For your 1-3, I am going to assume that  [x] means the 'greatest integer function',

i.e. the largest integer not greater than x.  Now the descriptions of these things are

sort of hard to make, so I'll do my best.

1. [x]/x.  In the interval  [0,1],  [x] = 0, so this is just the x-axis, or the piece

of it.  For other intervals, both [x] and x have the same sign, so all of the graph is

above the x-axis, and you get pieces of a hyperbolic-type graph which are not supposed

to be connected.  

What about those circles?  I think that if x is an integer, [x]/x = x/x = 1, unless

x=0.  So you can make your 'dots' (filled-in circles) go along  y = 1.  What if x is

not an integer, and perhaps is getting very close to but just below an integer, such

as:

f(1.99) = 1/1.99 is close to 1/2
f(2.99) = 2/2.99 is close to 1/3

So on the right side, you can start drawing the graph of y = 1/x (lightly) and put

open circles at the integers, starting at x = 2.

What if x < 0 and close to but just below an integer?

f(-0.01) = -1/-0.01 = 100.  Draw that open circle at infinity.
f(-1.01) = -2/-1.01 = 2.  Draw an open circle at  (-1.2)
f(-2.01) = -3/-2.01 = 1.5
f(-3.01) = -4/-3.01 = 1.33

Looks like a hyperbola on the left going down, for your open circles.

2.  x^2 - [x].  Now x^2 gives you a parabola, and [x] is a step function, so this is

going to look as if someone took a hatchet to the parabola and each piece gets raised

on the left side and lowered on the right side.

3. [x^2].  Now the breaks in the graph come more frequently as you go away from x=0.  

Since [...] will be a step function, you will have steps which look like a parabola

from far away.  You do not have breaks only at  x = an integer, but at every point

where  x = sqrt(an integer)

.......................
4,5 are similar.

2^(1/x) and  e^(1/x) are very much alike.

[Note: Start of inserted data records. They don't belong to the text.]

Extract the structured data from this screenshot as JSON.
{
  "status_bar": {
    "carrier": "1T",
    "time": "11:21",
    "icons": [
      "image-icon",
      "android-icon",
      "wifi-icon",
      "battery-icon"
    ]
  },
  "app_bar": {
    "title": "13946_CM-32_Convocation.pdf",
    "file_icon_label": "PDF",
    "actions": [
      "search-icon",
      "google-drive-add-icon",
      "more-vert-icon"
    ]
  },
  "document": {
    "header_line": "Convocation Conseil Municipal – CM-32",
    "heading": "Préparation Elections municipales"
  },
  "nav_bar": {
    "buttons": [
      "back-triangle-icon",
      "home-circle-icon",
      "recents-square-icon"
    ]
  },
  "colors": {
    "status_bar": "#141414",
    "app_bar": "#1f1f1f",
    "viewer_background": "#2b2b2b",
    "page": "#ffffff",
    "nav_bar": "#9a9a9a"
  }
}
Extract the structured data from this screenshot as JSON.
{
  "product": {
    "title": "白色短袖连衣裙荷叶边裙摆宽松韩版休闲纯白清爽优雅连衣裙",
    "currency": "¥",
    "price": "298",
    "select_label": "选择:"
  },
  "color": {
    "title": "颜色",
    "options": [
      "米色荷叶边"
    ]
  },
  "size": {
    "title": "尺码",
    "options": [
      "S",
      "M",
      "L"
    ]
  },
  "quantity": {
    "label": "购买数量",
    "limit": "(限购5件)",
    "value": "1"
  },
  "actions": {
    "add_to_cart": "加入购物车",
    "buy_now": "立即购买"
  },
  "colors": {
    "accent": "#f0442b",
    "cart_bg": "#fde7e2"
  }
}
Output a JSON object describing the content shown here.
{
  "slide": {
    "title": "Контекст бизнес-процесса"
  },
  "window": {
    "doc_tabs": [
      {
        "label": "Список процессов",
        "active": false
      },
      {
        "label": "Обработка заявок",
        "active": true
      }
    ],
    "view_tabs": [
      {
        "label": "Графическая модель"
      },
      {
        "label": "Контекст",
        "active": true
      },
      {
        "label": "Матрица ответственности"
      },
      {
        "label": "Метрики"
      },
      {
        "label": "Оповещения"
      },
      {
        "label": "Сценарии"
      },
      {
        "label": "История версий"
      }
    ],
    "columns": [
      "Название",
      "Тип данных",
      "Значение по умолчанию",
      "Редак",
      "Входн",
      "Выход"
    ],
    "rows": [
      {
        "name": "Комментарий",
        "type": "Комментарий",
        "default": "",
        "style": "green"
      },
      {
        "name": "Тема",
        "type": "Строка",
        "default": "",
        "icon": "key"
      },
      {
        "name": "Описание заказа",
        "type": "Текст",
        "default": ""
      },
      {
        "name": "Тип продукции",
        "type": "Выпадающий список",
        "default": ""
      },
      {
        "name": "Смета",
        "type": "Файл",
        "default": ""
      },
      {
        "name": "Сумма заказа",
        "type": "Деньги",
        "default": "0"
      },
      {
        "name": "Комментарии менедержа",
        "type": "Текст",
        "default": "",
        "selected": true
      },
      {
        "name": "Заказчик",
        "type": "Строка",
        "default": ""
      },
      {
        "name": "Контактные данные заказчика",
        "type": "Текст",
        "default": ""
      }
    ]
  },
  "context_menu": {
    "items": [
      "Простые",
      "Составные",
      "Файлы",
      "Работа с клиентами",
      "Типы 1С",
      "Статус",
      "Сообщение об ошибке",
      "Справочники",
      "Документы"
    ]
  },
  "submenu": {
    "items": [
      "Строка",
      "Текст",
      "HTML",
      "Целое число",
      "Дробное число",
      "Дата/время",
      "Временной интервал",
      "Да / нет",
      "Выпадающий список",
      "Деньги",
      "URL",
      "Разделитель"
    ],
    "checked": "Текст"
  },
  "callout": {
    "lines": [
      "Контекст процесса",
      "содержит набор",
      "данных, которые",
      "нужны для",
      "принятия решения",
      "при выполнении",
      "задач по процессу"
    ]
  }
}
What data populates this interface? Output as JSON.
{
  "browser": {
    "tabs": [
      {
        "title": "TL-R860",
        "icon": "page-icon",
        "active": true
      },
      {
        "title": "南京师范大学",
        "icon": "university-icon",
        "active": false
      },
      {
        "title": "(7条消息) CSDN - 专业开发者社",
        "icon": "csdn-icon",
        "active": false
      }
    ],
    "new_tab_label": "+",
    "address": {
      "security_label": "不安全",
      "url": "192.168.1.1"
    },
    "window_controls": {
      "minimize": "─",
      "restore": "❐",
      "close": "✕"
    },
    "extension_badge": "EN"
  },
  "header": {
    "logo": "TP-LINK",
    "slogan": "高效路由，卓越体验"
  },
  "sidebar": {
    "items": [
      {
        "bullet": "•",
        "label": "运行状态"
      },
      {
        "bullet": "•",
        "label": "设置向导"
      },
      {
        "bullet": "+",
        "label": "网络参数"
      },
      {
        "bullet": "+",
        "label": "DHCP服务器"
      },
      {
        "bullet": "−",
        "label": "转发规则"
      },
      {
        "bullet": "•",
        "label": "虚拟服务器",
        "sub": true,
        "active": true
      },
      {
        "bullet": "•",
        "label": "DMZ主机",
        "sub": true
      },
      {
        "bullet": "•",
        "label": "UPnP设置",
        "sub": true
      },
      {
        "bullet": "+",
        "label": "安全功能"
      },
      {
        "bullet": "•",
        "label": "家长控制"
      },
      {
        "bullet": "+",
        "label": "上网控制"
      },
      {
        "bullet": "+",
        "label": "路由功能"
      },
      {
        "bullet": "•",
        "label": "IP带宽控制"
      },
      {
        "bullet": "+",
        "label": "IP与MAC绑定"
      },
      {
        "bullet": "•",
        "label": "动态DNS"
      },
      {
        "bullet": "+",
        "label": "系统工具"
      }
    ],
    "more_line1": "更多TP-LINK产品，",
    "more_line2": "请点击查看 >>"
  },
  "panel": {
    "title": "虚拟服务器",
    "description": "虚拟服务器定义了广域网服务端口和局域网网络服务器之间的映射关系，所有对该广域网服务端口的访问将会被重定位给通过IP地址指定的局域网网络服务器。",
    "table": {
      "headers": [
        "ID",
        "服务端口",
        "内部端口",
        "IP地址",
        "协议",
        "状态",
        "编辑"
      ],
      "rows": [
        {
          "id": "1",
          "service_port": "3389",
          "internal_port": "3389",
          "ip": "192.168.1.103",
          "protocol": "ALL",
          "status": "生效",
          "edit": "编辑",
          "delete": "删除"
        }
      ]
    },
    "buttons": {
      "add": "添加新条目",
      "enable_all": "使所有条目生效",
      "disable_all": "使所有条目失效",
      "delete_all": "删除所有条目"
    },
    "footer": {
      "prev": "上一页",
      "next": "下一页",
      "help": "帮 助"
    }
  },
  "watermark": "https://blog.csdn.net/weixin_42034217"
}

You will note that if  f(x) = e^(1/x), then  
       -1
f'(x) = --- e^(1/x)
       x^2
and f'(x) is < 0 for all x, so the graph is always falling as we move to the right.
[PRECALCULUS?  Ignore that and you can still reach the same conclusion.]

When  x -> infinity, 1/x --> 0, and you are approaching  y = 2^0  or e^0, either of

which is equal to 1.  So there is a horizontal asymptote of  y = 1.

The graph is always falling, so it approaches that from above on the right side, and

from below on the left side.

As  x-->+-0,  e^x -> e^+-infinity

But  e^+inf = infinity, and e^-inf = 0.  So there is an obvious discontinuity at

(0,0).  {How about a nice open circle there?]

That should do it.
...................................

For 2^(x^2), it's like  e^(x^2) which is your famous 'Bell curve'.  Sorry, I mean the

famous 'bell curve'.  [No capital B, it's not named after someone named Bell.]

AND IT DOES NOT LOOK LIKE NUMBER 4.

....................................
F(x) = log x to the base of 10 and G(x) = x

FG(x) =  x log x

Since the domain of  log x is x > 0, there is no graph for negative values or zero.

If x = 1,  log x = 0, so there is an x-intercept there.
IF x > 1,  log x > 0, so the graph is above the x-axis.
IF x < 1,  log x < 0, so the graph is below the x-axis.

What happens as  x --> 0?  Have you learned something called l'Hospital's rule yet?  

If so, you can easily prove that
      log x
lim   ------- = 0
x->0    1/x
[PRECALCULUS?  Ignore that and you can still reach the same conclusion.]
So the graph will approach the origin.